Politics is about trade-offs—even for Jeremy Corbyn.
One of Labour's biggest trade-offs at the last election was over welfare spending. By committing to running a balanced budget, making large spending pledges on tuition fees and the NHS, and protecting 95 per cent of people from income tax rises, Labour found itself with insufficient money to pledge to reverse years of savage welfare cuts.
Enter stage left this week the New Economics Foundation (NEF), one of the few think tanks with a close relationship with the Labour leadership. NEF this week published a radical tax plan that would straightforwardly take money from the better off and give it to the poorest.
The plan would work by scrapping the “personal allowance”—the level of earnings below which people pay no income tax. Since 2010, the government has relentlessly raised this allowance—from around £6,500 for most earners in 2010 to almost £12,500 this year—at an enormous cost to the public purse.
But because of the welfare cuts that were taking place at the same time, many people on lower incomes lost money overall—and those whose incomes were already below it were cut out completely. Meanwhile, people on higher incomes, up to £125,000 a year, got a tax cut they often didn't need and sometimes barely noticed.
Like many terrible ideas, it's very popular. But NEF proposes to do away with the personal allowance entirely and instead give everyone over 18 £2,500 a year, tax-free, be they in or out of work.
Why £2,500? Because that's how much most taxpayers save through the personal allowance—in other words, NEF wants to take £2,500 away from them, and then give it straight back.
This may seem pointless. But because the new payment would go to everyone, it would benefit those currently earning below the threshold. People on the lowest incomes have seen no benefit from the rise in the personal allowance. They would each get £2,500 a year under the NEF plan.

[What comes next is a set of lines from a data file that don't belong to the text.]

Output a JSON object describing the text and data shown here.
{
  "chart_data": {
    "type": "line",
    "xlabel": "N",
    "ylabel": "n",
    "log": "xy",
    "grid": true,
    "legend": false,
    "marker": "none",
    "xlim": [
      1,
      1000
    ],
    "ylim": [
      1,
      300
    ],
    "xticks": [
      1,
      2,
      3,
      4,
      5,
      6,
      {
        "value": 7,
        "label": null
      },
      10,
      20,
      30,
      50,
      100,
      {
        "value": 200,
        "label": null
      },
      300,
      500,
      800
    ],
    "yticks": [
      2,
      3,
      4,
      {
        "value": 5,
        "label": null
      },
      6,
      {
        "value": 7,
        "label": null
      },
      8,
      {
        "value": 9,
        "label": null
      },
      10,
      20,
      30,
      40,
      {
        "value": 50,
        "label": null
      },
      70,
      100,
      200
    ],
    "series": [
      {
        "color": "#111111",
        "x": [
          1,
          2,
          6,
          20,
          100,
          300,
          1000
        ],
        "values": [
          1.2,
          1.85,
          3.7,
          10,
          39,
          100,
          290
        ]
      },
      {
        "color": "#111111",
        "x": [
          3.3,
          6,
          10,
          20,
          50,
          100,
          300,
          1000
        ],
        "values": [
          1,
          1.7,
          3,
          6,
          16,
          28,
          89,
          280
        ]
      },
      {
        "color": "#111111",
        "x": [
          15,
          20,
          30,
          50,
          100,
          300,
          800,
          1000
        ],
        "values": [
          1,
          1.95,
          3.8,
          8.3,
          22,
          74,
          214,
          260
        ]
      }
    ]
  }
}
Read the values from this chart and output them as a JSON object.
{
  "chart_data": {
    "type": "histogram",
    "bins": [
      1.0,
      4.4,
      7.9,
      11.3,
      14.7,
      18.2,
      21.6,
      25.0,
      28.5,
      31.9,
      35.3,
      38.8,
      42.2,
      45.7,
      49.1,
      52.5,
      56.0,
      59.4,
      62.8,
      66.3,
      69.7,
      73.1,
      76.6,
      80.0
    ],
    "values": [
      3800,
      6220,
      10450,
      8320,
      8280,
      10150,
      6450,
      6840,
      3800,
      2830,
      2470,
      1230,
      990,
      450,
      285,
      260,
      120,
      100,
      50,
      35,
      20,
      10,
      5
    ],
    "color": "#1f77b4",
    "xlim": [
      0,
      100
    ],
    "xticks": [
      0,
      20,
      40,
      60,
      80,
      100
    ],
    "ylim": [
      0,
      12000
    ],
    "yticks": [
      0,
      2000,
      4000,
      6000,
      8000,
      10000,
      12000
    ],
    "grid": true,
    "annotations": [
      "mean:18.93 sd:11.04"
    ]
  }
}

That matters. Merely ending the benefit freeze—as Labour has committed to do—effectively “bakes in” a decade of welfare cuts, which have driven steep rises in homelessness and malnutrition; it doesn't undo them. What is Corbynism for if not this?
By directly increasing the incomes of the poorest, NEF's plan goes some way to addressing this—as some in Labour have noted.
“This is just the kind of innovative thinking we need on how to fix the imbalances and problems of our tax system,” McDonnell said in response to NEF's proposals. “I hope it will be the start of a debate about how we make tax more progressive and deliver the public services funding that is so badly needed after nine years of austerity.”
Innovative indeed. Because, as McDonnell must surely realise, NEF's plan drives a coach and horses through a key plank of his electoral strategy.
Labour's 2017 manifesto pledged not to impose any income tax rises on people earning below £80,000 a year—that's 95 per cent of earners, according to the party.
The reason for this apparently un-Corbynite move was to fend off the kind of ‘tax bombshell’ attack used by the Tories against Neil Kinnock in 1992 to devastating effect, and to encourage middle-class professionals angry about Brexit to defect from the Tories. It was key to Labour winning seats such as Kensington and getting within touching distance of taking former Tory strongholds that now sit prominently on Labour's target list.
But NEF's plan observes no such niceties. Its key means of funding the giveaway to the poorest is by raising taxes on the better-off—not the top five per cent, but the top 35 per cent of households.
Labour has actually supported Tory moves to increase the tax threshold so as to avoid upsetting middle-class voters; NEF is effectively telling the party to screech into reverse.
To be sure, most higher earners would barely notice the resulting rise in tax. But as a Tory attack line, it's a gift. The fact that taxes would be rising at all on comfortably-off—but not ‘rich’—professionals would give the Conservatives a badly needed crowbar to lever resentful Remainers back towards the party.
NEF's plans are not without flaws. In particular, whilst the £2,500 payment would be tax-free, it would still count towards the means-testing of benefits—in other words, large chunks of that £2,500 would immediately disappear in reduced benefit payments as claimants' incomes rose.
NEF's own figures show that single parents, among the biggest victims of austerity, would benefit the least from its measures, and in many cases would actually lose out. Meanwhile pensioner couples, much less affected by austerity, would be the biggest beneficiaries.
Furthermore, the scrapping of the personal allowance means income tax would be charged from the first pound of earnings. Benefit claimants would face higher tax bills than at present as jobcentre conditions drove them back into low-paid work.
These plans would require tweaking. And as NEF implies, the softening of means testing and easing of benefit sanctions are necessary counterparts to these measures.
But the proposal has put McDonnell on the spot. Labour has already backed away from a land value tax on housing since the last election. He has used up much of the low hanging fruit of politically easy tax hikes on the rich.
If Corbynism is to justify its existence by improving the lot of the poorest, McDonnell needs to find the money to do so. That may mean junking his electoral strategy.
At some point soon, Labour will have to choose: help the poorest, or protect the better off.